Bogoliubov's causal perturbative QED and white noise. Interacting fields

TL;DR

This paper integrates white noise analysis into Bogoliubov's causal perturbative QED, providing a mathematically rigorous framework that avoids divergences and strengthens the theory's predictive power, including a verifiable charge-mass relation.

Contribution

It introduces Hida operators into causal QED, enabling a divergence-free formulation and a natural normalization that enhances the theory's definiteness and predictive accuracy.

Findings

Existence of the adiabatic limit in causal QED with Hida operators

Elimination of infrared and ultraviolet divergences

Derivation of a charge-mass relation confirmed experimentally

Abstract

We present the Bogoliubov's causal perturbative QFT, which includes only one refinement: the creation-annihilation operators at a point, i.e. for a specific momentum, are mathematically interpreted as the Hida operators from the white noise analysis.

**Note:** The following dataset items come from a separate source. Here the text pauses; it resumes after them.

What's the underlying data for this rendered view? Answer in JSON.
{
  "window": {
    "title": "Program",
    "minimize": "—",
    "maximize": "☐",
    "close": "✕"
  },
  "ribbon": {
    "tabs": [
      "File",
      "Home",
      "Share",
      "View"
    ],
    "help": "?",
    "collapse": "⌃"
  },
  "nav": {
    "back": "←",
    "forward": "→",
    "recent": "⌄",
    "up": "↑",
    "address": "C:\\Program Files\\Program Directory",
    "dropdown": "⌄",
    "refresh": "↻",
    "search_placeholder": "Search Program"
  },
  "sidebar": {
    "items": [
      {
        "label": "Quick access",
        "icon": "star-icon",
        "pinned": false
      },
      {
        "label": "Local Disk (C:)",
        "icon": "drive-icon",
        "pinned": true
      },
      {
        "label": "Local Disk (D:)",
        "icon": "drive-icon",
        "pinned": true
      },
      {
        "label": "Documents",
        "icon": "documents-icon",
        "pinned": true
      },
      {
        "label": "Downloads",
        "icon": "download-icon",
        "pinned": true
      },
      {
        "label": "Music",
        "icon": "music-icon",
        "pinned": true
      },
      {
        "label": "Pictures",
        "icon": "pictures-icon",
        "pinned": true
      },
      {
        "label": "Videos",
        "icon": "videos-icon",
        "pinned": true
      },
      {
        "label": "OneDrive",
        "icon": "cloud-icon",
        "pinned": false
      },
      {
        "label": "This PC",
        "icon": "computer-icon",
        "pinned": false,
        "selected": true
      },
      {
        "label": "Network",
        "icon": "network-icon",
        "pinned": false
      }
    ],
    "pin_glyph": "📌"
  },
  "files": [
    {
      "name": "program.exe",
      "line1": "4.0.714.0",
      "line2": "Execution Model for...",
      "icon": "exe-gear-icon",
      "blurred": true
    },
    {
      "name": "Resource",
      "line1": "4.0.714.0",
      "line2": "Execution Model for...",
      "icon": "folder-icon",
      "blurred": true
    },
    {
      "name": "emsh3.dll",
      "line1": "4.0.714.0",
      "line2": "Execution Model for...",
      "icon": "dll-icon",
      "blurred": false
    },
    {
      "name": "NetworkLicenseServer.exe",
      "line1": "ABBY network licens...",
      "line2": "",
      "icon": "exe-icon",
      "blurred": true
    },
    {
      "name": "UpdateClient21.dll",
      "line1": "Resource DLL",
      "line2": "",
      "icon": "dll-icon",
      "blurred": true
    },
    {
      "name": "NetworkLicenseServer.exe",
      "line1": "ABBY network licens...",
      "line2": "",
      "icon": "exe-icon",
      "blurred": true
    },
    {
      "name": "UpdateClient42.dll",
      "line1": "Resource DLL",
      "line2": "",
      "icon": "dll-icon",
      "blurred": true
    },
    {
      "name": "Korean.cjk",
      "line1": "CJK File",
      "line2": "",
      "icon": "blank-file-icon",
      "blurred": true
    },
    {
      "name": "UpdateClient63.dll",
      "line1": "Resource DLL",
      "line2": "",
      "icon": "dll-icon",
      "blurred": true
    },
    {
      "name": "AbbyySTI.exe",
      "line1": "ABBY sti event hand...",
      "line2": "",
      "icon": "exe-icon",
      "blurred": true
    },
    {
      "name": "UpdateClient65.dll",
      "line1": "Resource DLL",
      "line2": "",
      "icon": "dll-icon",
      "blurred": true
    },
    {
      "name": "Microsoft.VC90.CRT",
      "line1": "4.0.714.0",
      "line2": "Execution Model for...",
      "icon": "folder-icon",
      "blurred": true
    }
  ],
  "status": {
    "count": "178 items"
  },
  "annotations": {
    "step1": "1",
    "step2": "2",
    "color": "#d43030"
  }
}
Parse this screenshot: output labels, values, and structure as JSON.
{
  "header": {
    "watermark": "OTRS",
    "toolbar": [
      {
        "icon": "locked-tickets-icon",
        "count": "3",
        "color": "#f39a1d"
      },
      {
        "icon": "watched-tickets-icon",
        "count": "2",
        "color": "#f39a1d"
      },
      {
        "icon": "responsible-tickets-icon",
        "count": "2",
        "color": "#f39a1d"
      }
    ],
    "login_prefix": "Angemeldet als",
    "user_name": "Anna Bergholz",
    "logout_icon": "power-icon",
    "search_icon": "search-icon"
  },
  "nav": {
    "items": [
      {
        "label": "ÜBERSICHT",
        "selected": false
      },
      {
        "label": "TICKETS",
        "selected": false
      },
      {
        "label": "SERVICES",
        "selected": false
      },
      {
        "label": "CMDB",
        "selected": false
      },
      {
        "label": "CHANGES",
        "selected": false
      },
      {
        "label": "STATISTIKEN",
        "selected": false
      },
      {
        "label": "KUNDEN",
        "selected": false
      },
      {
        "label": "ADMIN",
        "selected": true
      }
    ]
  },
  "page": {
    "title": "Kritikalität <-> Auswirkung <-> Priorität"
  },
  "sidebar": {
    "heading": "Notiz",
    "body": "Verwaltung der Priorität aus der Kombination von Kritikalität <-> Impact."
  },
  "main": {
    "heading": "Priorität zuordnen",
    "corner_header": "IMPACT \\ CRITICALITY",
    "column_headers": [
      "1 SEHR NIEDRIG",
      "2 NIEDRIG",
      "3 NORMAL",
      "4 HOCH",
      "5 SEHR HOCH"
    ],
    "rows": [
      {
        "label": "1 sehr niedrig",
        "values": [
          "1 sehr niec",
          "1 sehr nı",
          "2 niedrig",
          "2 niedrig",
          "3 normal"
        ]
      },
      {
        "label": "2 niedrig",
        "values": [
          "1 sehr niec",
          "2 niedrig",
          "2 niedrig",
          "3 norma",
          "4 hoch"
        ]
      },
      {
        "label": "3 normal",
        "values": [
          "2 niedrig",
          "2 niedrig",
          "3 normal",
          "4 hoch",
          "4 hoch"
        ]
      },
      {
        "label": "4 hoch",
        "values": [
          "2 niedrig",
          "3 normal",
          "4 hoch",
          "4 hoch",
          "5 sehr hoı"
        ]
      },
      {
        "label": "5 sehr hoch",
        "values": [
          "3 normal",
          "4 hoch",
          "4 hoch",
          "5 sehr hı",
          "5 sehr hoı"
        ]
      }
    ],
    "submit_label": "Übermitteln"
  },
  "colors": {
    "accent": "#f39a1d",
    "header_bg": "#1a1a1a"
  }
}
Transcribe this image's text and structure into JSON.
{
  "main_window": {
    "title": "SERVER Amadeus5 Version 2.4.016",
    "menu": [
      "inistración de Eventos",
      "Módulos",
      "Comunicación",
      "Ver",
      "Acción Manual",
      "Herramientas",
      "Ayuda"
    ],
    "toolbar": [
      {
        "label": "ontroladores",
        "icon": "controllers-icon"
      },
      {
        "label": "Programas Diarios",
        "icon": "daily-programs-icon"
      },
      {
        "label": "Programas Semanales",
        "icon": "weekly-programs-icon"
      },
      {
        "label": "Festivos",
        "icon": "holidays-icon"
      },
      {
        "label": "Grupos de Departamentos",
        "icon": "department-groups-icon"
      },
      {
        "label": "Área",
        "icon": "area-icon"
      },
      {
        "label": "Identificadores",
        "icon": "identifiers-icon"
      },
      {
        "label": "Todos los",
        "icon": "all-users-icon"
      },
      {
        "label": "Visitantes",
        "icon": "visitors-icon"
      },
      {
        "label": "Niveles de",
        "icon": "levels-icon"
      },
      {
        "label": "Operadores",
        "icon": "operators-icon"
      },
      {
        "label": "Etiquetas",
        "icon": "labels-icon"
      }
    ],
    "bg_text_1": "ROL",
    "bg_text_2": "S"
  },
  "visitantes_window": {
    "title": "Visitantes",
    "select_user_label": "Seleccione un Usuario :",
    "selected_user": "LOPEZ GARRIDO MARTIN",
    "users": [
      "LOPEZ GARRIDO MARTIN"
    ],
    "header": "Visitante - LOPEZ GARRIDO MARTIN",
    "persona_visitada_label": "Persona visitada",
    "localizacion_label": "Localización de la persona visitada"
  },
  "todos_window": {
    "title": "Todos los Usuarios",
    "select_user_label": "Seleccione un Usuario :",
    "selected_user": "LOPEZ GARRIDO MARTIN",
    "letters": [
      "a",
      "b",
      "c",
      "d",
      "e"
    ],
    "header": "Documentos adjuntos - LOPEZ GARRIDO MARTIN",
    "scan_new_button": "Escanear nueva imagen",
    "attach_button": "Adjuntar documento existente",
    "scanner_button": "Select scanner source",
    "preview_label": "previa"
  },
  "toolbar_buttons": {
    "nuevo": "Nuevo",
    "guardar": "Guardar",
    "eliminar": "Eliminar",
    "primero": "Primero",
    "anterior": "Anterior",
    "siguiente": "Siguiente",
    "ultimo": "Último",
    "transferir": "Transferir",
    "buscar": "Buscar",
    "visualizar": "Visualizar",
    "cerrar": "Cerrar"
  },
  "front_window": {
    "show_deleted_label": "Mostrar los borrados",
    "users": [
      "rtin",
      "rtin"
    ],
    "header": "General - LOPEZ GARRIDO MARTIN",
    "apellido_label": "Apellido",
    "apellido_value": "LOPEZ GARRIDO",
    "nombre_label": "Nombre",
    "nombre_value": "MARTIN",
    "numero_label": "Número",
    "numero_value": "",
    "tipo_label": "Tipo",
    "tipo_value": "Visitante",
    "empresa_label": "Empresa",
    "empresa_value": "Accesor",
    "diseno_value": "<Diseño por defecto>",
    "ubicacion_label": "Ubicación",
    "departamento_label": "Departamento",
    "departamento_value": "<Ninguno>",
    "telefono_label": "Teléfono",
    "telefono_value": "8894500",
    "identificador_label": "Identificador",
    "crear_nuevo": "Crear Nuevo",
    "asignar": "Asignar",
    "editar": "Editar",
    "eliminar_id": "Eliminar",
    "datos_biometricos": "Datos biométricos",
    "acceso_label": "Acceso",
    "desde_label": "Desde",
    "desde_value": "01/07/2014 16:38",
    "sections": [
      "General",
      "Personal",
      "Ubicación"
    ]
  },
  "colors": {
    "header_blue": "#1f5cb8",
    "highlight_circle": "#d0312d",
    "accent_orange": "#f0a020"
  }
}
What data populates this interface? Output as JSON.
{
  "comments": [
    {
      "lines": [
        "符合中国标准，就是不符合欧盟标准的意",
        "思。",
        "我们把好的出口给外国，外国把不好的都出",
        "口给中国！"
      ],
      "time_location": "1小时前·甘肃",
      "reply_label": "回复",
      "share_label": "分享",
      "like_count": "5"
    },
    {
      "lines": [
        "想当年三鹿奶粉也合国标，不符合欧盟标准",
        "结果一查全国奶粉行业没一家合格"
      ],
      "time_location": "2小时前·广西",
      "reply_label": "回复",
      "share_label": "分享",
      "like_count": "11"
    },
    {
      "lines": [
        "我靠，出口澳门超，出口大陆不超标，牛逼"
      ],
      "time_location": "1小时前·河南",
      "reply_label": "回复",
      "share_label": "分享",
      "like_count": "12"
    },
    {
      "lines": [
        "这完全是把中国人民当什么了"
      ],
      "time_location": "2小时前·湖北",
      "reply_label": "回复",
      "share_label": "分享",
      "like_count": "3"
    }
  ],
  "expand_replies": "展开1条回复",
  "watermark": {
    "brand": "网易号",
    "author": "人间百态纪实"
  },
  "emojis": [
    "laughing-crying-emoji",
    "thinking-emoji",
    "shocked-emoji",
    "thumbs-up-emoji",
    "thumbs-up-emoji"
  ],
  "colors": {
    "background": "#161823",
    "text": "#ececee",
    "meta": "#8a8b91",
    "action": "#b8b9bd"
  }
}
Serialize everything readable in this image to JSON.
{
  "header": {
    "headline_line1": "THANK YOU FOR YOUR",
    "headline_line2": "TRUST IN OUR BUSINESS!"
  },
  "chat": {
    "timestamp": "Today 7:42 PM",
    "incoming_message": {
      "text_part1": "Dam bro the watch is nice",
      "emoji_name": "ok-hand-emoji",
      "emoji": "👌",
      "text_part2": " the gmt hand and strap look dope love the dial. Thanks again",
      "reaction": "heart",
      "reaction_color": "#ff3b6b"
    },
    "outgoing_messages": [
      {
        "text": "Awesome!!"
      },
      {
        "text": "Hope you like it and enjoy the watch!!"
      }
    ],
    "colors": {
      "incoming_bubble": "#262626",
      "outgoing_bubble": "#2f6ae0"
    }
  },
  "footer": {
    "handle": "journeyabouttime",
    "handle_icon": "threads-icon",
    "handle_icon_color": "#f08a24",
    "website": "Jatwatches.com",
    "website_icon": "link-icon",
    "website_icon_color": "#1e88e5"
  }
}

We leave the rest of the theory completely unchanged. This allows avoiding infrared -- and ultraviolet -- divergences in the transition to the adiabatic limit for interacting fields. We present here existence proof of the adiabatic limit for interacting fields in causal QED with Hida operators. This limit exists if and only if the normalization in the Epstein-Glaser splitting of the causal distributions, in the construction of the scattering operator, is "natural", and thus eliminates arbitrariness in the choice of the splitting making the theory definite, with its predictive power considerably strengthened. For example, we present a charge-mass relation which can be proved within this theory, and which is confirmed experimentally.